We are going to explore the amplitude part of the music signal(Two components: Amplitude and Frequency) to predict the amplitude of the notes of a song based on the previous notes.
For this particular task, we will use Recurrent Neural Networks (RNN) and especially LSTMs which work well in cases of sequential data. They make predictions based on the current input as well as the previous ones instead of treating every beat in an independant way. This issue is compatible with the music since the musical beat depends on previous beats which makes the music a sequential data and LSTM model is best suited for this task.
You can follow these steps to reproduce the same output:
- Clone the repository or download the Ipyn file and run each cell to get each output and don't forget to include your music files paths.
- The repo contains the IPython Notebook for prediction task and music files (ex) as input to learn from as well as a Readme file.
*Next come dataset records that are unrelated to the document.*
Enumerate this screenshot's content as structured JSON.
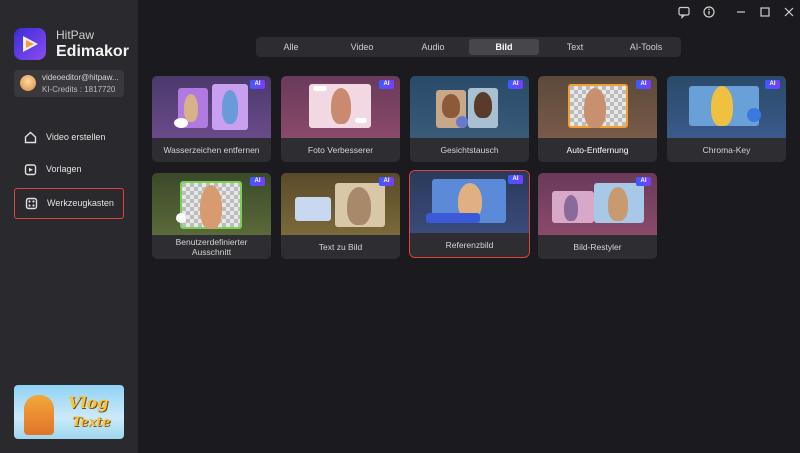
{
  "app": {
    "brand_small": "HitPaw",
    "brand_big": "Edimakor"
  },
  "account": {
    "email": "videoeditor@hitpaw...",
    "credits": "KI-Credits : 1817720"
  },
  "nav": [
    {
      "label": "Video erstellen",
      "icon": "home-icon"
    },
    {
      "label": "Vorlagen",
      "icon": "play-icon"
    },
    {
      "label": "Werkzeugkasten",
      "icon": "toolbox-icon"
    }
  ],
  "promo": {
    "line1": "Vlog",
    "line2": "Texte"
  },
  "tabs": [
    {
      "label": "Alle"
    },
    {
      "label": "Video"
    },
    {
      "label": "Audio"
    },
    {
      "label": "Bild"
    },
    {
      "label": "Text"
    },
    {
      "label": "AI-Tools"
    }
  ],
  "cards": [
    {
      "label": "Wasserzeichen entfernen",
      "ai": "AI"
    },
    {
      "label": "Foto Verbesserer",
      "ai": "AI"
    },
    {
      "label": "Gesichtstausch",
      "ai": "AI"
    },
    {
      "label": "Auto-Entfernung",
      "ai": "AI"
    },
    {
      "label": "Chroma-Key",
      "ai": "AI"
    },
    {
      "label": "Benutzerdefinierter Ausschnitt",
      "ai": "AI"
    },
    {
      "label": "Text zu Bild",
      "ai": "AI"
    },
    {
      "label": "Referenzbild",
      "ai": "AI"
    },
    {
      "label": "Bild-Restyler",
      "ai": "AI"
    }
  ],
  "colors": {
    "accent_selection": "#e04040",
    "background": "#1b1b1f",
    "sidebar": "#2a2a2e",
    "ai_badge": "#5a4cff"
  }
}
- Run the ipynb to see the results. (if you can, try to compute on GPU environment to speed up the calculations ... Google Colab is a very good alternative and was chosen for this task) To know more about it https://colab.research.google.com/notebooks/welcome.ipynb
- The files we will feed to the model are: Numb.wav & Maid_with_Flaxon_Hair.mp3 (the wav file was too big for Github..This way you can convert it to a wav file). Another file Kalimba.mp3 is included in the repo to play with it if you want to change..
- Python
- Pandas
- matplotlib
- numpy
- scipy
- Tensorflow
- Keras
- Pydub
We trained our two LSTMs models by feeding themtraining data from two songs and the output generated (in a .wav format) has predicted pretty well the music but to some extent, it is kind of distorted. To overcome this issue I tried different methods by tuning hyperparameters from adding the number of epochs to increasing number of layers without any radical change in the outcome.
Then I looked to the activation function (or transfer function), (-Activation functions' are used to introduce nonlinearity to models, which allows deep learning models to learn nonlinear prediction boundaries with different results ranges) but in this case, music data has negative values and the range of ReLU is "0 to +inf" which explains that our predictions will always have positive values. This is called the dying ReLU problem and as an attempt to solve it, we have the new ReLU function named "LeakyReLu" where our predictions can be also negative since the range of this function is "-inf to +inf".
This was a great win as you can predict for the output! Distortion has disappeared. further checks: https://keras.io/activations/ https://stackoverflow.com/questions/46620286/artificial-neural-network-relu-activation-function-and-gradients
Output files: pred_song.wav (the first predicted song) and pred_song_updated.wav (the predicted song after retraining). The original.wav is the original song.
These plots give an idea about their forms similarity as well as music signal data (amplitude and beats frequency)... but be aware of the delay between them caused during the training... The output music is still more representative !
In this task, I tried to generate samples of just two songs together. This work can be pushed further to build a multi-song model and increasing the look_back parameter to make more input features at the disposal of your model should you have a very good computing power.